I'd like to say that I'm very excited so this post follows no rhythm what so ever. I have to live with my scattered self so you can too :)
Daddy has been gone ...5 months... 6 months... I don't know. I just know it's been a long fucking time.
Today the following conversation took place
Me: Daddy time tonight?
Master: I can't but you do have some good news
Me: oh? (I was trying desperately not to get my hopes up at what it could be at this point)
Master: Daddy is probably coming home in a few months
Me: Really! As in for good?!
To which he replied that they were moving him back to where he originally was to continue running things there.
This is where I lost my shit.
He told me over an hour ago and I haven't stopped vibrating and bouncing since. I can't stop moving. I'm excited.
The minute he told me I of course went in to being deliriously happy to have him coming back home. Having his hand around my throat. His marks upon my body. His lips on mine and the possessive tone in his voice when he grabs me and pulls me close saying "I'm not done with you yet." *Shivers*
Then I realized I get cuddles, and to just be near him again. I'm like a cat watching a little bird with him, every little thing he does fascinates me. That's not to say he doesn't annoy me or make me wonder what the fuck he's doing... he certainly does. BUT! That is not the point of this post. I'm sure I'll have one of those eventually, he takes too much pride in annoying me for it to not happen.

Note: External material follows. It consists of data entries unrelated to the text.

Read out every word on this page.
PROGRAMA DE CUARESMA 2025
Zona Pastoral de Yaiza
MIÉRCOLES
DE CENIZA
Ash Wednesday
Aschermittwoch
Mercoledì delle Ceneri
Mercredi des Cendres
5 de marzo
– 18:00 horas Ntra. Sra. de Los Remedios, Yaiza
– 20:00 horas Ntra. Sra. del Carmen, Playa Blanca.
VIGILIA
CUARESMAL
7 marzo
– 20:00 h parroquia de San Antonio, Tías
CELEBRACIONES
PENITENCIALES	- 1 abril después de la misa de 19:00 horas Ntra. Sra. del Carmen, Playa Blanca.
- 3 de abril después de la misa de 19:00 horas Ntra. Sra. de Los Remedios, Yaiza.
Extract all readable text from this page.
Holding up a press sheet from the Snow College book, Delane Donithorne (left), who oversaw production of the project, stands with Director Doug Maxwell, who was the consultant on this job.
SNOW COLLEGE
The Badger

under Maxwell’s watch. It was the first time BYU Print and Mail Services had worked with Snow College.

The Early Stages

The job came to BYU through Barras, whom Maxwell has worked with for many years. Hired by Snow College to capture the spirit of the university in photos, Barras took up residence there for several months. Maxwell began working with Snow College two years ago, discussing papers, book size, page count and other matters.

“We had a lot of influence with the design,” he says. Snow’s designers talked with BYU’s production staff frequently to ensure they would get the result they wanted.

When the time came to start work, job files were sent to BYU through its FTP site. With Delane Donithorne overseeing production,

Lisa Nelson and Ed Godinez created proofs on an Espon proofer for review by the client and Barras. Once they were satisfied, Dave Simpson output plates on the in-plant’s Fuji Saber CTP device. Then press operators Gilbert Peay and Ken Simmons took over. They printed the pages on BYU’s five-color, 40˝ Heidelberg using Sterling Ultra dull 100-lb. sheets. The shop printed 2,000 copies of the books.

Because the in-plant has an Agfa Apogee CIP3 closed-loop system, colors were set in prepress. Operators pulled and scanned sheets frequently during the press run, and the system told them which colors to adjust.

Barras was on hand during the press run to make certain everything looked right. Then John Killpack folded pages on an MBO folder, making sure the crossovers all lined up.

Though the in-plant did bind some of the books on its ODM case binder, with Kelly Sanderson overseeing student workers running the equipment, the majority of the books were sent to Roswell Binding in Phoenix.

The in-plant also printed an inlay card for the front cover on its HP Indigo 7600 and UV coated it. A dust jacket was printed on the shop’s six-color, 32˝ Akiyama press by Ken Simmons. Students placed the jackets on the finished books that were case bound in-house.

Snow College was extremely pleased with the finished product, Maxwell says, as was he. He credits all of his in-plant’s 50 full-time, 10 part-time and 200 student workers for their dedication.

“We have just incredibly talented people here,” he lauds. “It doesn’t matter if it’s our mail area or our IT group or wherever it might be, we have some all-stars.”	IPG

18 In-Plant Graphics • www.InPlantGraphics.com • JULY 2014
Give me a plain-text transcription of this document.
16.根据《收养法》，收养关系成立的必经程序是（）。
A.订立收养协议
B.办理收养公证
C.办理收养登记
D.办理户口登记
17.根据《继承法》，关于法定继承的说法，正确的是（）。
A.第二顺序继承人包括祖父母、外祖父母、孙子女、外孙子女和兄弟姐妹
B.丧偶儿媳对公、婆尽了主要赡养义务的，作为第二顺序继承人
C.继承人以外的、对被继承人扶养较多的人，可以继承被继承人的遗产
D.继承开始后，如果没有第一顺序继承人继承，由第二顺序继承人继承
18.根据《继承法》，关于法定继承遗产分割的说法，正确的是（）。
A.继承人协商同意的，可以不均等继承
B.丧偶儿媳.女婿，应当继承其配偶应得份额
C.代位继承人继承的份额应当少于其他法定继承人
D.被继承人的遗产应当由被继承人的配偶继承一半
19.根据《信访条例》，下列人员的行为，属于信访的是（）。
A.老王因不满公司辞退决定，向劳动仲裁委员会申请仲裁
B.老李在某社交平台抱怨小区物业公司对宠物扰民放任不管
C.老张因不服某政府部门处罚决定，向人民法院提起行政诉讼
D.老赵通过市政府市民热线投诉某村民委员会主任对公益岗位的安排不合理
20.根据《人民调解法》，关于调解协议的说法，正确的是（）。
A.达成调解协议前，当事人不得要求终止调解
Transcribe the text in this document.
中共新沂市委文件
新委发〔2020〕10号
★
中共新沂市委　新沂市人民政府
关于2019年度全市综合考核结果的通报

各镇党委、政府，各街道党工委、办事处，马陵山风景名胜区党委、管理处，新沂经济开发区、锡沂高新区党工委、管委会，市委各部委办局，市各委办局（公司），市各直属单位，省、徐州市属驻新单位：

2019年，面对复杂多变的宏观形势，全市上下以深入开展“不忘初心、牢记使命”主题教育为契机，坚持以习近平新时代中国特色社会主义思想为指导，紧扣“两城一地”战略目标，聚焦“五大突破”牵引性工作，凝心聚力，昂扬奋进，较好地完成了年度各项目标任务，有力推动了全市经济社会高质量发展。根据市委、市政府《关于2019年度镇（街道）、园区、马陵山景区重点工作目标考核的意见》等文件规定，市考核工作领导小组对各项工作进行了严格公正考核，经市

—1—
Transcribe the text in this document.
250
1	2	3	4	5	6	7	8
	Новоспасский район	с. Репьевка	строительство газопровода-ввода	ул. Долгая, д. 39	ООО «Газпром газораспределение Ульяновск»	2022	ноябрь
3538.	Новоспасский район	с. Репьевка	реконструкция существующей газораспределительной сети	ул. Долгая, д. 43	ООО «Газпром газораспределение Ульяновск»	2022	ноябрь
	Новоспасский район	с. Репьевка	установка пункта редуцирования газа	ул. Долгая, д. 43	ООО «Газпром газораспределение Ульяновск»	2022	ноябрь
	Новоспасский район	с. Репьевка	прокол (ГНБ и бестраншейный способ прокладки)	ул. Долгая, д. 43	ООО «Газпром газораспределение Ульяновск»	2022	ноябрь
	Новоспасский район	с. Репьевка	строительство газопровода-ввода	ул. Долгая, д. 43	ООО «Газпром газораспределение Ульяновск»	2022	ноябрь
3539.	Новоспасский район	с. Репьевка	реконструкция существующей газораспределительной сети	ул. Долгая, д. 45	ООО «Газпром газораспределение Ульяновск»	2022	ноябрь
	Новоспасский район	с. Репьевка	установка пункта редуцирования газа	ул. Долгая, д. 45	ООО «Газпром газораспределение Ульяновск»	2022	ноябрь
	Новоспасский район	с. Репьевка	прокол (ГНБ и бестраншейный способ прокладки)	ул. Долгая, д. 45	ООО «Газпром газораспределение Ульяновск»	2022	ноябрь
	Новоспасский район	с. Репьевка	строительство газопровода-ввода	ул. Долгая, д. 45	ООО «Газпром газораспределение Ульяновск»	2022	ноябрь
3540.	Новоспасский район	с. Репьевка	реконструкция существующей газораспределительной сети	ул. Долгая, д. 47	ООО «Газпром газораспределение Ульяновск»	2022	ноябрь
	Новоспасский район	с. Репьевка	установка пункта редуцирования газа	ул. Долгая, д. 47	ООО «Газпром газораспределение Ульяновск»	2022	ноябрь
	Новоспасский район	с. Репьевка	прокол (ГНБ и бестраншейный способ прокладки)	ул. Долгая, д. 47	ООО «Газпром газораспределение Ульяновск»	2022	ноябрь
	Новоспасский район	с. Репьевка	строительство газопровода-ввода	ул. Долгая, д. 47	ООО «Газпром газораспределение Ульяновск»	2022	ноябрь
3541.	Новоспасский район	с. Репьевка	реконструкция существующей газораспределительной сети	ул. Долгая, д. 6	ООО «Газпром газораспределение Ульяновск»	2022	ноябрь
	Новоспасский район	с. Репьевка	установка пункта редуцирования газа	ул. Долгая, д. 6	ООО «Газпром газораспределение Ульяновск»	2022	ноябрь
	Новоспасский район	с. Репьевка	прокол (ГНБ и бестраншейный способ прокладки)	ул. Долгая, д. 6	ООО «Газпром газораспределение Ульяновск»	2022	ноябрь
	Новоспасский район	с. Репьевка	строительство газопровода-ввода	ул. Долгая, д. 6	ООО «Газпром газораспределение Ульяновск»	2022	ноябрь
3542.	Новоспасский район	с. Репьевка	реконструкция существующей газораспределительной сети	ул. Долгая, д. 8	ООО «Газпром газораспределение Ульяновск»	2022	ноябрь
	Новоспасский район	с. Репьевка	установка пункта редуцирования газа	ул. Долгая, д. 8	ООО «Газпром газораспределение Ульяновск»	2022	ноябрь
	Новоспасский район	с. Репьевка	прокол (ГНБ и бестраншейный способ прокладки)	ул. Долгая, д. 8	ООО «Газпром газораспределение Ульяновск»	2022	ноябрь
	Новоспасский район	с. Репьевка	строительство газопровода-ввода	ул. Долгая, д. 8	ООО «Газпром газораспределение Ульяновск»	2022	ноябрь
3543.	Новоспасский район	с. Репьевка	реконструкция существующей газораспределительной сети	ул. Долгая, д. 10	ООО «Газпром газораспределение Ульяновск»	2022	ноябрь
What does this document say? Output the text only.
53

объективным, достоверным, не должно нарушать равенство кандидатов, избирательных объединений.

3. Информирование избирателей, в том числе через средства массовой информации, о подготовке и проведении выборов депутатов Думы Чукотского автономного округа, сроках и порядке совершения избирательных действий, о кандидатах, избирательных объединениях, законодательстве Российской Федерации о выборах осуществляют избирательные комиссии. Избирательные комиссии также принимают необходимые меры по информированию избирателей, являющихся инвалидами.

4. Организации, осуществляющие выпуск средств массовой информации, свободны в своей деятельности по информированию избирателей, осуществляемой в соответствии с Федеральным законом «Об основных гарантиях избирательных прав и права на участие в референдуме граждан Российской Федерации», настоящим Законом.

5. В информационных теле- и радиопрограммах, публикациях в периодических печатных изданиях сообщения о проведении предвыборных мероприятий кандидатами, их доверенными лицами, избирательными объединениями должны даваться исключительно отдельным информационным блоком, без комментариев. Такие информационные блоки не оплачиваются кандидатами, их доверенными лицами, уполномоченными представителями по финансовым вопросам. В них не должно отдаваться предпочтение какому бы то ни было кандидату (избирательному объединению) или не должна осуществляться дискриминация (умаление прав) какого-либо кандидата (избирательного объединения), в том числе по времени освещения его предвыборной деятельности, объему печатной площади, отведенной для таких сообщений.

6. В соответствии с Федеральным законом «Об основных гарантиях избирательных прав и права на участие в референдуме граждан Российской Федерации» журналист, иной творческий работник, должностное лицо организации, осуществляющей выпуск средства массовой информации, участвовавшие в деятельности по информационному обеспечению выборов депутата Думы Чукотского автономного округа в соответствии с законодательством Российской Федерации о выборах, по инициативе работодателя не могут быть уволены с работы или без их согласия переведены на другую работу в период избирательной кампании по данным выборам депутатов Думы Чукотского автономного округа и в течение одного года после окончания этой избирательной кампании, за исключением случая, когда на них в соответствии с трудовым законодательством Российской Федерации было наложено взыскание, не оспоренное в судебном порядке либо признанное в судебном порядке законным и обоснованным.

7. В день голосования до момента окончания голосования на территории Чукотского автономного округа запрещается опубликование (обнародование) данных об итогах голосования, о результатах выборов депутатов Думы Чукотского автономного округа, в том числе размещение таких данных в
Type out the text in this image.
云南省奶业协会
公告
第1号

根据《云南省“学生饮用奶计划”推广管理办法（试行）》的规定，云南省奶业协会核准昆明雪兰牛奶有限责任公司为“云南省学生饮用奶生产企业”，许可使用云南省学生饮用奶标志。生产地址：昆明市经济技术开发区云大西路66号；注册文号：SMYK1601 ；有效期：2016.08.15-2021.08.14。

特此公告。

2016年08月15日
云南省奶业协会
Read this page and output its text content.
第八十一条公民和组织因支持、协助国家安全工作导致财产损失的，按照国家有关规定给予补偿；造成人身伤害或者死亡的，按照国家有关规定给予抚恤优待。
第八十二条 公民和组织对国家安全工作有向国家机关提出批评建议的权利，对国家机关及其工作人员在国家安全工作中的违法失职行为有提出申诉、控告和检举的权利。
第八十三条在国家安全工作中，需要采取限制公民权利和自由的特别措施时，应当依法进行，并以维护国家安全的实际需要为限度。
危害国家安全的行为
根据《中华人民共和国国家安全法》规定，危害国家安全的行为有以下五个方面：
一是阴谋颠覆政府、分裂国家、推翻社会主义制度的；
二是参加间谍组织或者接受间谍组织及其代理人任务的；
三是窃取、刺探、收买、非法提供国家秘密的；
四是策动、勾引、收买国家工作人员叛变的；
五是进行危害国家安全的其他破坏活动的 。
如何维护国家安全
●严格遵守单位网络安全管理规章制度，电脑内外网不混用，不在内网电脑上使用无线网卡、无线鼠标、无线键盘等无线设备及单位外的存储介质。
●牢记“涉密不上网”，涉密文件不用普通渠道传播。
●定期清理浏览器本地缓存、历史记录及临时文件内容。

Those were my first thoughts. My second thought was "Well fuck, I better get my ass in gear about exercising before he is close enough to hit me." Seriously, how horrible is that, that, that was my second thought!
Of course, since he told me I haven't stopped moving in an excited fashion... tapping, bouncing, wiggling, cleaning.. Just have to move so that may help out with losing weight! I told Sephi about the vibrating by the way and she told me to take the phone out of my underwears. I love that girl...she is so the other half of my split personality.